As he keeps saying: the point of entrepreneurships is not to level the playing field. It is to tilt the playing field toward you as much as you possibly can. I couldn’t agree more.

There’s lots of technology to be built and invented, and I think software engineers certainly have an unfair advantage with that. So it’s about resisting the tempting calls of the low-hanging fruits, and investing instead the cycles required to grasp the harder-to-reach ones. As Twitter’s Ev says, you have to decide what game you’re playing: picking is also about knowing your strengths.

By the way, technology innovation is what we strive for at BlogRovR. It sure feels like we thrive on technical barriers, especially those we can’t quite figure out how to climb at first! If you want to help, come join us.

Is the social web getting loud, or what?

Damn. I did it again: it’s not even noon yet and, just like the car talk brothers always say, I just wasted another perfectly good hour. Except, this time, I spent it tweaking my buddy list on Twitter and answering a deluge of invitations from folks on various social networks.

As an entrepreneur deep in the trenches of the evolving web (take that, web x.0 versioning zealots!) I should love that stuff: I started our company in that space precisely because I want to make the web a more social, participatory place. And at first glance, it seems we’re finally getting there, with the Internets chattier than ever. There are more and more fantastic options available to publish all sorts of content, from concise status updates to events to full-length blog posts to podcasts to video. And tools to share the goods with friends are mushrooming as well. What’s not to love, right?

Well, something about the pattern emerging right now bugs me. As a whole, I fear the social web ecosystem is currently amplifying the pain rather than actually helping users communicate and interact better. I read an interview with Aaron Swartz a few weeks back, where he mentioned that early Reddit users wrote about spending too much time on the addictive site. Like Aaron, I am not sure this is a good thing. I am hooked on Twitter, for instance, but I hate loving it.

Why? Because as someone not merely out there to kill time, but rather looking for valuable information nuggets, I don’t feel empowered; quite to the contrary, I feel played: since when does it count as progress that I have to manually sift through everybody’s mundane whereabouts just so I don’t miss the rare piece of signal in the noise?
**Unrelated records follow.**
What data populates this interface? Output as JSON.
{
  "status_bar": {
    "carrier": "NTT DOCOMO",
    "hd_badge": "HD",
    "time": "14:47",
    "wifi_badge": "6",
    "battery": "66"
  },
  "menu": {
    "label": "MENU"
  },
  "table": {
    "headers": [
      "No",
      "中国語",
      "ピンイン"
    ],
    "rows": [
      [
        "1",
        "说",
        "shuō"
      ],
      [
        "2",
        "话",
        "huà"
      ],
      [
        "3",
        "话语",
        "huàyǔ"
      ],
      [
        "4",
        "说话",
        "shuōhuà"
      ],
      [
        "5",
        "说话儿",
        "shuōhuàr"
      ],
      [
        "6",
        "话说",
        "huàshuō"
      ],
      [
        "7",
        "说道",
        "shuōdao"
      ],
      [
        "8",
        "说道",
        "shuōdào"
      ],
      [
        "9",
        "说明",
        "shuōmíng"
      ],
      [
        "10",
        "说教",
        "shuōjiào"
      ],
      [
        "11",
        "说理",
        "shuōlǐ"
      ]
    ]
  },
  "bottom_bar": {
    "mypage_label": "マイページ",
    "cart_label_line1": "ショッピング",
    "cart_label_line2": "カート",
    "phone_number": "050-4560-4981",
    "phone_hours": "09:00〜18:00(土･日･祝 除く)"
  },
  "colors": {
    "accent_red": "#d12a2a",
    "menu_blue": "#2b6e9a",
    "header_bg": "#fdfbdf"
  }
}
Sure, I want to know where the party’s at, but there has to be a better way to find out than following 1,234 users just to catch the few valuable announcements between countless quips about cappuccino runs and BART delay.

Twitter (or Jaiku, for that matter) isn’t a worse offender than others, mind you: I am frantically trying to keep up with numerous meeting trackers and calendars, from Outlook to Google to Yahoo to 30boxes to upcoming, not to mention old school evite. And should I update my profile and connections on Facebook today and on LinkedIn tomorrow, or the other way around? If I also have to watch the life-casting of my 50 closest friends, I might just as well give up on work right now.
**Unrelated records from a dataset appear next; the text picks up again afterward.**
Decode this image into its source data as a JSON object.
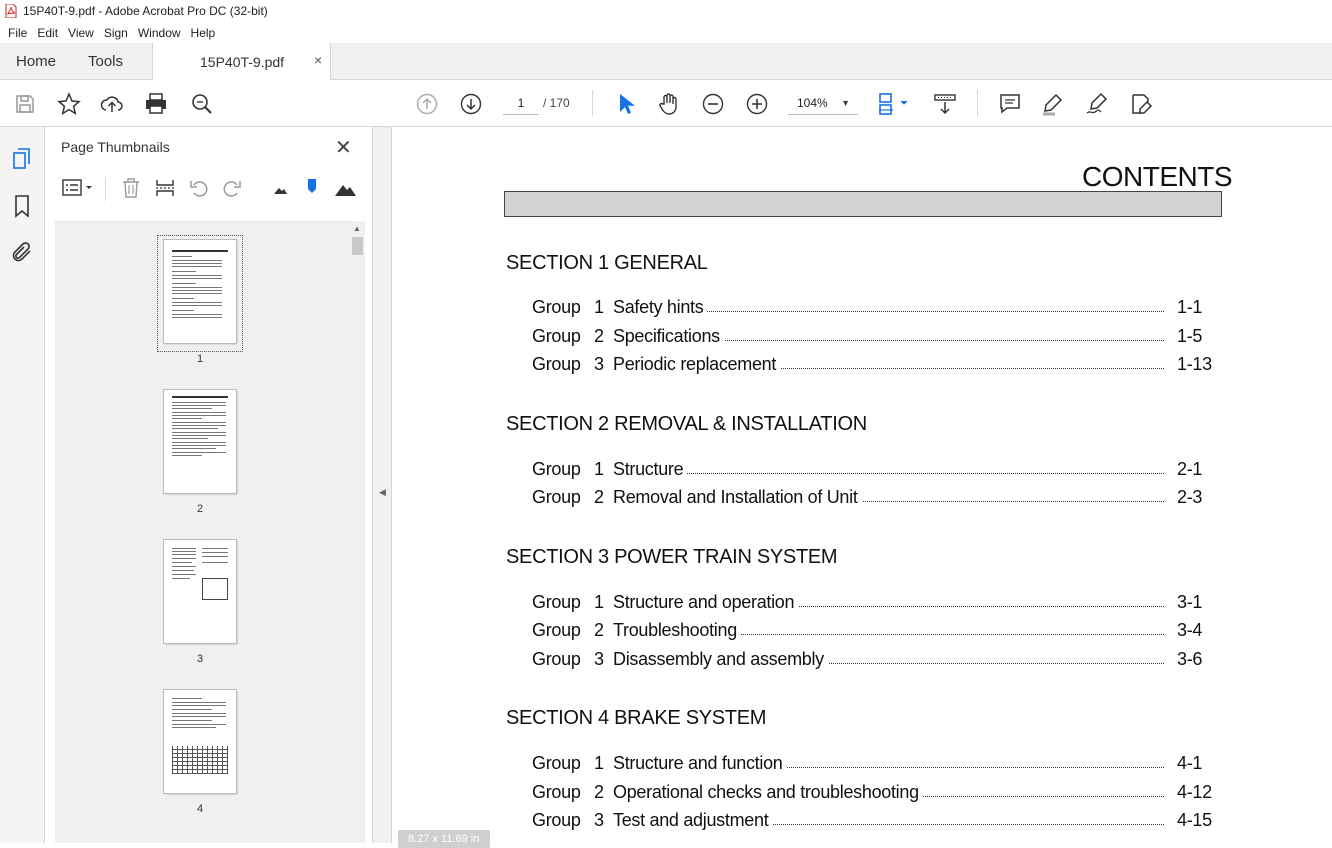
{
  "window": {
    "title": "15P40T-9.pdf - Adobe Acrobat Pro DC (32-bit)"
  },
  "menu": [
    "File",
    "Edit",
    "View",
    "Sign",
    "Window",
    "Help"
  ],
  "tabs": {
    "home": "Home",
    "tools": "Tools",
    "document": "15P40T-9.pdf",
    "close": "×"
  },
  "toolbar": {
    "current_page": "1",
    "total_pages": "/  170",
    "zoom": "104%"
  },
  "panel": {
    "title": "Page Thumbnails",
    "close": "✕",
    "thumbnails": [
      {
        "num": "1",
        "selected": true
      },
      {
        "num": "2",
        "selected": false
      },
      {
        "num": "3",
        "selected": false
      },
      {
        "num": "4",
        "selected": false
      }
    ]
  },
  "document": {
    "title": "CONTENTS",
    "sections": [
      {
        "heading": "SECTION 1  GENERAL",
        "rows": [
          {
            "group": "Group",
            "num": "1",
            "title": "Safety hints",
            "page": "1-1"
          },
          {
            "group": "Group",
            "num": "2",
            "title": "Specifications",
            "page": "1-5"
          },
          {
            "group": "Group",
            "num": "3",
            "title": "Periodic replacement",
            "page": "1-13"
          }
        ]
      },
      {
        "heading": "SECTION 2  REMOVAL & INSTALLATION",
        "rows": [
          {
            "group": "Group",
            "num": "1",
            "title": "Structure",
            "page": "2-1"
          },
          {
            "group": "Group",
            "num": "2",
            "title": "Removal and Installation of Unit",
            "page": "2-3"
          }
        ]
      },
      {
        "heading": "SECTION 3  POWER TRAIN SYSTEM",
        "rows": [
          {
            "group": "Group",
            "num": "1",
            "title": "Structure and operation",
            "page": "3-1"
          },
          {
            "group": "Group",
            "num": "2",
            "title": "Troubleshooting",
            "page": "3-4"
          },
          {
            "group": "Group",
            "num": "3",
            "title": "Disassembly and assembly",
            "page": "3-6"
          }
        ]
      },
      {
        "heading": "SECTION 4  BRAKE SYSTEM",
        "rows": [
          {
            "group": "Group",
            "num": "1",
            "title": "Structure and function",
            "page": "4-1"
          },
          {
            "group": "Group",
            "num": "2",
            "title": "Operational checks and troubleshooting",
            "page": "4-12"
          },
          {
            "group": "Group",
            "num": "3",
            "title": "Test and adjustment",
            "page": "4-15"
          }
        ]
      }
    ],
    "page_size": "8.27 x 11.69 in"
  },
  "colors": {
    "accent": "#1473e6",
    "pdf_red": "#d21f1f"
  }
}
My point: massive production overload, lack of any potent filtering. It may be fine for a while, or for die-hard exhibitionists and voyeurs, but I feel like we’re letting users down severely when it comes to having the stuff that matters to them bubble up to the top of their attention.
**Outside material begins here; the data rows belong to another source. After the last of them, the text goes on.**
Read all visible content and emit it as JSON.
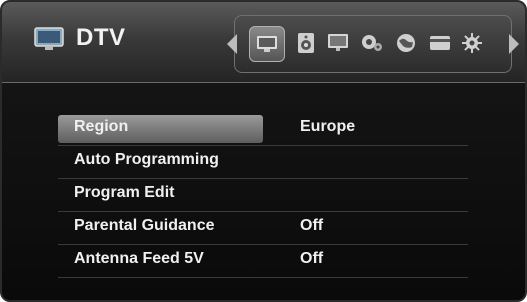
{
  "header": {
    "title": "DTV",
    "icons": [
      {
        "name": "tv-icon",
        "selected": true
      },
      {
        "name": "speaker-icon",
        "selected": false
      },
      {
        "name": "monitor-icon",
        "selected": false
      },
      {
        "name": "gear-icon",
        "selected": false
      },
      {
        "name": "globe-icon",
        "selected": false
      },
      {
        "name": "card-icon",
        "selected": false
      },
      {
        "name": "cog-icon",
        "selected": false
      }
    ]
  },
  "menu": {
    "items": [
      {
        "label": "Region",
        "value": "Europe",
        "selected": true
      },
      {
        "label": "Auto Programming",
        "value": "",
        "selected": false
      },
      {
        "label": "Program Edit",
        "value": "",
        "selected": false
      },
      {
        "label": "Parental Guidance",
        "value": "Off",
        "selected": false
      },
      {
        "label": "Antenna Feed 5V",
        "value": "Off",
        "selected": false
      }
    ]
  }
}
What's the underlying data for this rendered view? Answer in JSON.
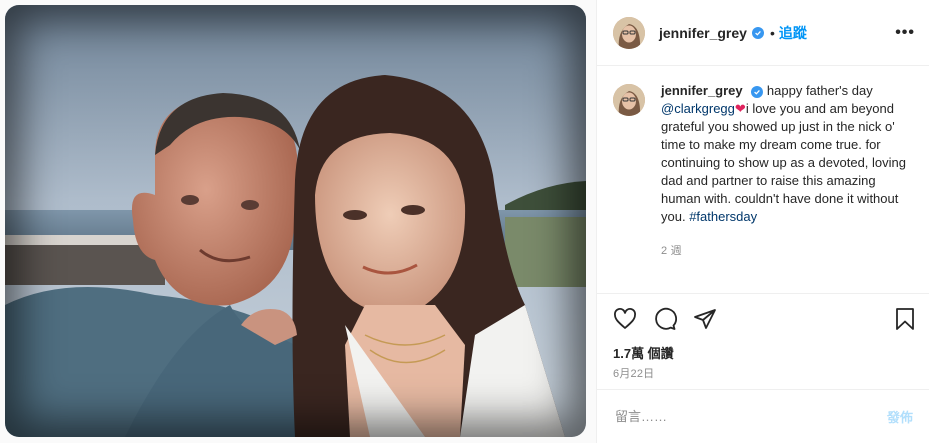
{
  "post": {
    "photo_alt": "",
    "user": {
      "username": "jennifer_grey",
      "verified": true
    },
    "header": {
      "separator": "•",
      "follow_label": "追蹤",
      "more_label": "•••"
    },
    "caption": {
      "text_1": "happy father's day ",
      "mention": "@clarkgregg",
      "heart": "❤",
      "text_2": "i love you and am beyond grateful you showed up just in the nick o' time to make my dream come true. for continuing to show up as a devoted, loving dad and partner to raise this amazing human with. couldn't have done it without you. ",
      "hashtag": "#fathersday",
      "time_ago": "2 週"
    },
    "actions": {
      "like_icon": "heart-outline-icon",
      "comment_icon": "comment-bubble-icon",
      "share_icon": "paper-plane-icon",
      "save_icon": "bookmark-icon"
    },
    "likes": "1.7萬 個讚",
    "date": "6月22日",
    "comment_box": {
      "placeholder": "留言……",
      "post_label": "發佈"
    },
    "colors": {
      "link": "#00376b",
      "follow": "#0095f6",
      "post_disabled": "#b2dffc",
      "verified": "#3897f0",
      "heart": "#e0245e"
    }
  }
}
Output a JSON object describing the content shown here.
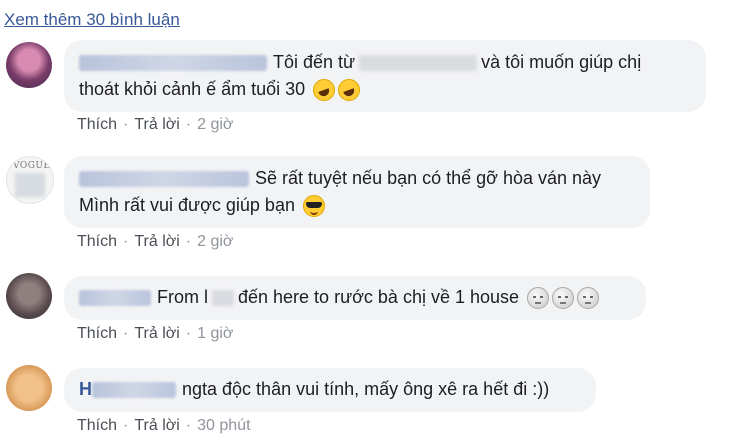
{
  "more_comments": "Xem thêm 30 bình luận",
  "comments": [
    {
      "text_before": "Tôi đến từ",
      "text_after": "và tôi muốn giúp chị",
      "line2": "thoát khỏi cảnh ế ẩm tuổi 30",
      "emoji": "rolling-on-floor-laughing-icon",
      "actions": {
        "like": "Thích",
        "reply": "Trả lời",
        "time": "2 giờ"
      }
    },
    {
      "text": "Sẽ rất tuyệt nếu bạn có thể gỡ hòa ván này",
      "line2": "Mình rất vui được giúp bạn",
      "emoji": "sunglasses-face-icon",
      "actions": {
        "like": "Thích",
        "reply": "Trả lời",
        "time": "2 giờ"
      }
    },
    {
      "text_before": "From l",
      "text_after": "đến here to rước bà chị về 1 house",
      "emoji": "moon-face-icon",
      "actions": {
        "like": "Thích",
        "reply": "Trả lời",
        "time": "1 giờ"
      }
    },
    {
      "name_initial": "H",
      "text": "ngta độc thân vui tính, mấy ông xê ra hết đi :))",
      "actions": {
        "like": "Thích",
        "reply": "Trả lời",
        "time": "30 phút"
      }
    }
  ],
  "avatar_text": {
    "vogue": "VOGUE"
  },
  "colors": {
    "link": "#385898",
    "bubble": "#f2f3f5",
    "meta": "#90949c"
  }
}
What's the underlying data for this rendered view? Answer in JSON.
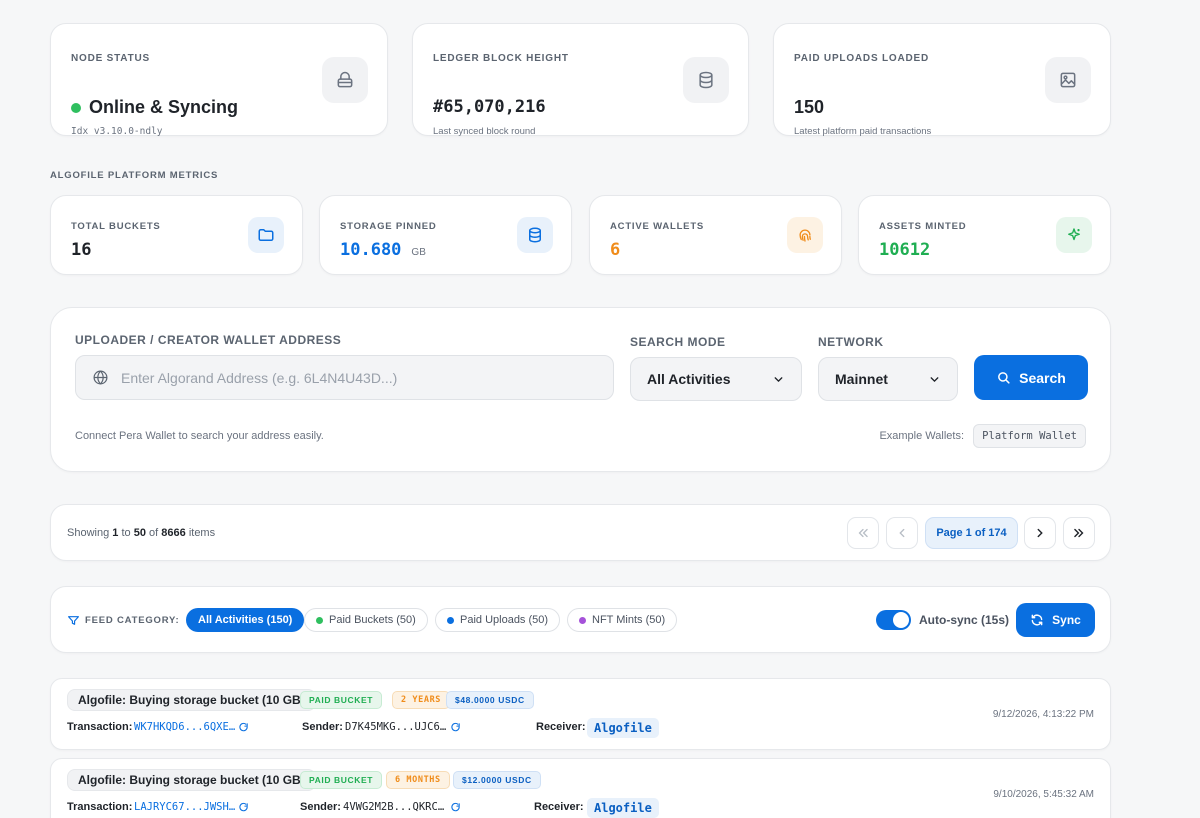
{
  "status_cards": [
    {
      "label": "NODE STATUS",
      "value": "Online & Syncing",
      "sub": "Idx v3.10.0-ndly",
      "icon": "lock-icon"
    },
    {
      "label": "LEDGER BLOCK HEIGHT",
      "value": "#65,070,216",
      "sub": "Last synced block round",
      "icon": "database-icon"
    },
    {
      "label": "PAID UPLOADS LOADED",
      "value": "150",
      "sub": "Latest platform paid transactions",
      "icon": "image-icon"
    }
  ],
  "metrics_heading": "ALGOFILE PLATFORM METRICS",
  "metrics": [
    {
      "label": "TOTAL BUCKETS",
      "value": "16",
      "unit": "",
      "color": "#1f2329",
      "icon": "folder-icon"
    },
    {
      "label": "STORAGE PINNED",
      "value": "10.680",
      "unit": "GB",
      "color": "#0a6fe0",
      "icon": "database-icon"
    },
    {
      "label": "ACTIVE WALLETS",
      "value": "6",
      "unit": "",
      "color": "#f08c1a",
      "icon": "fingerprint-icon"
    },
    {
      "label": "ASSETS MINTED",
      "value": "10612",
      "unit": "",
      "color": "#1fae52",
      "icon": "sparkle-icon"
    }
  ],
  "search": {
    "address_label": "UPLOADER / CREATOR WALLET ADDRESS",
    "address_placeholder": "Enter Algorand Address (e.g. 6L4N4U43D...)",
    "mode_label": "SEARCH MODE",
    "mode_value": "All Activities",
    "network_label": "NETWORK",
    "network_value": "Mainnet",
    "search_button": "Search",
    "hint": "Connect Pera Wallet to search your address easily.",
    "example_label": "Example Wallets:",
    "example_wallet": "Platform Wallet"
  },
  "pagination": {
    "showing_prefix": "Showing",
    "from": "1",
    "to_word": "to",
    "to": "50",
    "of_word": "of",
    "total": "8666",
    "items_word": "items",
    "page_label": "Page 1 of 174"
  },
  "feed": {
    "category_label": "FEED CATEGORY:",
    "filters": [
      {
        "label": "All Activities (150)",
        "active": true,
        "dot": ""
      },
      {
        "label": "Paid Buckets (50)",
        "active": false,
        "dot": "#2fbf5f"
      },
      {
        "label": "Paid Uploads (50)",
        "active": false,
        "dot": "#0a6fe0"
      },
      {
        "label": "NFT Mints (50)",
        "active": false,
        "dot": "#a552d9"
      }
    ],
    "autosync_label": "Auto-sync (15s)",
    "sync_button": "Sync"
  },
  "transactions": [
    {
      "title": "Algofile: Buying storage bucket (10 GB)",
      "type_tag": "PAID BUCKET",
      "duration_tag": "2 YEARS",
      "amount_tag": "$48.0000 USDC",
      "tx_label": "Transaction:",
      "tx_id": "WK7HKQD6...6QXE…",
      "sender_label": "Sender:",
      "sender": "D7K45MKG...UJC6…",
      "receiver_label": "Receiver:",
      "receiver": "Algofile",
      "date": "9/12/2026, 4:13:22 PM"
    },
    {
      "title": "Algofile: Buying storage bucket (10 GB)",
      "type_tag": "PAID BUCKET",
      "duration_tag": "6 MONTHS",
      "amount_tag": "$12.0000 USDC",
      "tx_label": "Transaction:",
      "tx_id": "LAJRYC67...JWSH…",
      "sender_label": "Sender:",
      "sender": "4VWG2M2B...QKRC…",
      "receiver_label": "Receiver:",
      "receiver": "Algofile",
      "date": "9/10/2026, 5:45:32 AM"
    }
  ]
}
To answer Mike’s diatribe about the Valley getting rotten because of too much cash, too many parties, I’d say that in terms of innovation, we’re barely getting started: in my view, the point’s not only giving users yet another megaphone, but facilitating interaction, collaboration, online or even (let’s dream a little) in first life. While the promise of a web more participatory is what fires me up, I think we need to seriously ramp up the consumption side of things. And search in its current state is not the answer; it simply isn’t keeping up right now. Yes, I keep tabs on who’s writing about my company with blog search, but what is the Technorati tag for personalized “cool stuff, cool events, or cool people”? What’s really hot, in my view, is a chance to build and deliver that kind of filtering value for users, beyond gimmicks and raw entertainment plays just adding to the noise. What do you think?